Schoenstatt Easter Experience for Families
Deeper Faith and Understanding of Paschal Mysteries
(mkf) Ten couples with 19 children - most of them kindergarten age or younger - enjoyed an Easter retreat for families in the House of the Family, Schoenstatt, April 19 -26, 2000. The first Holy Communion of one child on Holy Thursday, Stations of the Cross-nailing personal bonds to the cross (see Colossians 2:14)-, teaching about the symbols of the Easter ceremonies, common prayer and meditation provided a profound Easter experience for the participants: "Actually, we think we know about Jesus' suffering, death, and resurrection. It's the center of our faith. But honestly - we never took the time to really ponder about it. It was sure good to finally do this."
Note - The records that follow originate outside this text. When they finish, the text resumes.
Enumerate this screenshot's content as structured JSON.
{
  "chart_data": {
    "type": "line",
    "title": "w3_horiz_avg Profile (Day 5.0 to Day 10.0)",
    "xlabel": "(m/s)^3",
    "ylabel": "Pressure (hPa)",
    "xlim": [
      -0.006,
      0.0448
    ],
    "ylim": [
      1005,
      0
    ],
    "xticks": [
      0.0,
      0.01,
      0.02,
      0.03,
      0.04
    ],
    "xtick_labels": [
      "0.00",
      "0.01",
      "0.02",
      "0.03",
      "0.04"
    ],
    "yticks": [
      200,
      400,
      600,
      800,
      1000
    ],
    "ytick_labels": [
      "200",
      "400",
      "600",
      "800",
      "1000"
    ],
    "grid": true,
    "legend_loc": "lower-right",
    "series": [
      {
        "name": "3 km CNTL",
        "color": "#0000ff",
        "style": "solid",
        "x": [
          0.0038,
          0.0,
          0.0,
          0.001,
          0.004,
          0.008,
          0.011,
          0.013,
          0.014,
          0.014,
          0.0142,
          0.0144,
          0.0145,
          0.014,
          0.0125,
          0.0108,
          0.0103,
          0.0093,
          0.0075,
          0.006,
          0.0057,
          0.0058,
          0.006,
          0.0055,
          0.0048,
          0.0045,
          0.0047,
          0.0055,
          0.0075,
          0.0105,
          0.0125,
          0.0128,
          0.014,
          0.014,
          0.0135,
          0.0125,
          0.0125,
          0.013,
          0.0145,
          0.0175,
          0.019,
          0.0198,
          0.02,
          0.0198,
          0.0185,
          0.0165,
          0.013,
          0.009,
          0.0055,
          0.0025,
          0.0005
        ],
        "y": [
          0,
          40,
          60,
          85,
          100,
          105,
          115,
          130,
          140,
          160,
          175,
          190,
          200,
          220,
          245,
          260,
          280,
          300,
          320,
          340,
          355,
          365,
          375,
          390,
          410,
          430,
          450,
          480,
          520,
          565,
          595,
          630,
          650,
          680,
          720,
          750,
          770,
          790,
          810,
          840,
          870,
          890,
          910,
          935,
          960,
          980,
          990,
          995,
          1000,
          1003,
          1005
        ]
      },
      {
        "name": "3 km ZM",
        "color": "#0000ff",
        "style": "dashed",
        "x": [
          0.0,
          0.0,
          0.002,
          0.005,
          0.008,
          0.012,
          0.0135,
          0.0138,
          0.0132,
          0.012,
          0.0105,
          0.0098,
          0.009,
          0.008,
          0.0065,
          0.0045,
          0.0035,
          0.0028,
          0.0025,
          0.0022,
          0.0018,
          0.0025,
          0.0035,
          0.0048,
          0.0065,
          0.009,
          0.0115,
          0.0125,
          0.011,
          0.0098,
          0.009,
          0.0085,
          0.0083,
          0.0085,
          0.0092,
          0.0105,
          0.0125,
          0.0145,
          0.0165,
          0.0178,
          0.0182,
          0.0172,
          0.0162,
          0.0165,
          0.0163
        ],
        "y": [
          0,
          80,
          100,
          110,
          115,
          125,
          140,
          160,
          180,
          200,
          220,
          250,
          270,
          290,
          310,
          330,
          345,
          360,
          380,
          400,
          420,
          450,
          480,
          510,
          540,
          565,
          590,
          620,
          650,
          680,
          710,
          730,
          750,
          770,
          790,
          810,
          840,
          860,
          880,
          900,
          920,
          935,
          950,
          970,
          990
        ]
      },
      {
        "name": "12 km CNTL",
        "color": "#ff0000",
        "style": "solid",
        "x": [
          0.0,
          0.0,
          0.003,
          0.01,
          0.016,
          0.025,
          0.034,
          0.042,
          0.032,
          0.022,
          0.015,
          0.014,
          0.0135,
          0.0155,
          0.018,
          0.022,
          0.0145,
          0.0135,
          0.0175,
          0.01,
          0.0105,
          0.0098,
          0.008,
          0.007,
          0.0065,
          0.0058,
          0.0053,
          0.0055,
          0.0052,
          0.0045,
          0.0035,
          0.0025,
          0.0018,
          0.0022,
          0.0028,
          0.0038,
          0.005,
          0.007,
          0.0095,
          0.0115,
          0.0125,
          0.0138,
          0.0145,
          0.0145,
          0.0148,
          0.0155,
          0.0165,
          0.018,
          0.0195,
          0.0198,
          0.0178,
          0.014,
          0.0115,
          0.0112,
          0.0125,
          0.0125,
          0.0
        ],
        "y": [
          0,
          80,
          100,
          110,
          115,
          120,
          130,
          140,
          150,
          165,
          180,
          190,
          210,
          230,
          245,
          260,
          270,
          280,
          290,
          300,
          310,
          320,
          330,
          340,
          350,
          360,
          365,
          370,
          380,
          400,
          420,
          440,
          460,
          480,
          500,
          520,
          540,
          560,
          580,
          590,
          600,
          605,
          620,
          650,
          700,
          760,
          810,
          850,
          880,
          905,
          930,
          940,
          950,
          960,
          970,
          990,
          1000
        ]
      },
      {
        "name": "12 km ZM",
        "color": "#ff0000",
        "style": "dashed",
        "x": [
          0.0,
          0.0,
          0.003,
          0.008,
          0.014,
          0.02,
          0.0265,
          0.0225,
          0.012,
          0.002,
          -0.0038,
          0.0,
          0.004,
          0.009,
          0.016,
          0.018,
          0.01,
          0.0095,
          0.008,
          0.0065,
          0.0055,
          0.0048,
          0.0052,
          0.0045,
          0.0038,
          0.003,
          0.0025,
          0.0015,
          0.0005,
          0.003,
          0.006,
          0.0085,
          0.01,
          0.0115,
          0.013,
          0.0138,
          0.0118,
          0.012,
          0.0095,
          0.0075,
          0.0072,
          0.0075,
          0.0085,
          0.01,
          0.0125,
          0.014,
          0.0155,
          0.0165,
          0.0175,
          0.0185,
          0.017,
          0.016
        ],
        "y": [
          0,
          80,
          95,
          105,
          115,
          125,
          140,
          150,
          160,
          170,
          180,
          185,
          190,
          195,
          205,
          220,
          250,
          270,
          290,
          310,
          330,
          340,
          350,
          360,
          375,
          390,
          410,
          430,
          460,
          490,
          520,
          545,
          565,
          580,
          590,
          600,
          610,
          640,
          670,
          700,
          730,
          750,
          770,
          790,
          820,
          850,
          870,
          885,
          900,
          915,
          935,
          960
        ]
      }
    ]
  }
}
Ten families from the dioceses of Fulda, Hildesheim, Essen, Rottenburg-Stuttgart and Würzburg arrived on Wednesday, April 19, 2000, for a Schoenstatt Easter retreat for families. "We simply wanted to experience the Easter ceremonies in a more profound way - and together with our children."
Where are you staying?
On their arrival, the families were invited to build houses of cardboard as a way to become acquainted with each other. The disciples asked Jesus: "Where are you staying?" (John 1:38), to find who he was! These houses, then, were placed in the entrance hall. Each morning, the families met there for morning prayer, adding a specific symbol each day: a table on Holy Thursday, mindful of the meals, as Jesus chose the moment and symbols of a meal for the Eucharist; a cross on Good Friday, the Jubilee Sign on Saturday, and flowers as a sign of new life on Sunday. One toddler best understood the meaning of these houses - she hid her Easter candy in her family's house!
Each day, Schoenstatt Father Thomas Fluhr introduced the specific ceremony of the day - Holy Thursday, Good Friday, Easter Vigil. "It meant a lot to me to understand how the death penalty was seen in the Roman Empire, and how executions were done. We are used to thinking of Jesus being crucified - maybe too much so."
Families Making Well-Known Ceremonies and Rituals Their Own
What does the washing of the disciples' feet mean? Serving each other - so the adults were encouraged to do one hour of practical service for each other on Holy Thursday: doing dishes or house cleaning, helping with the children's program....
With enthusiasm, the families helped prepare the liturgical celebrations—thus making them their own. A special highlight was a child's first Holy Communion on Holy Thursday.
A makeshift cross of branches was carried for the stations of the cross on Good Friday from the House of the Families down to the shrine. Each couple had been invited to write a "bond" - according to Colossians 2:14 - including all the failures and problems Jesus should cancel, giving his salvation and redemption. These "letters of guilt and need for redemption" were placed in envelopes, sealed, and nailed to the cross. In the afternoon, during the liturgy of Good Friday, a crucifix was put onto the makeshift cross for the veneration of the cross. Each family, then, went forth and placed a red rose by the cross - parents and children together.
"Jesus was so close," said one man. "Children are so much more spontaneous," said a woman. "It touched me when my little one gently stroked Jesus, whispering: 'I'm here with you!'"
On Saturday, the families meditated on the crown of thorns, decorated Easter candles, and had time - like on the others days - for silent prayer and sharing, specially as a couple. Some dads and boys spent time collecting logs for the Easter fire. "We could have had a fire all night," one woman commented. "They brought so much!" Others prepared garlands and bouquets of flowers for the crucifix, and Easter candle.
The Easter fire was lit at 9:00 p.m., and then all processed around the house and to the house chapel for the Easter Vigil. After the baptism renewal, white magnolias were placed on the crown of thorns. Father Fluhr went to every family with a vessel containing holy water, inviting them to make the sign of the cross on each other's forehead.
On Monday after Easter - a public holiday in Germany - the families brought the cardboard houses to the shrine and placed their Easter candles in the houses. The Easter light they had received in Schoenstatt is to light their houses - and radiate beyond.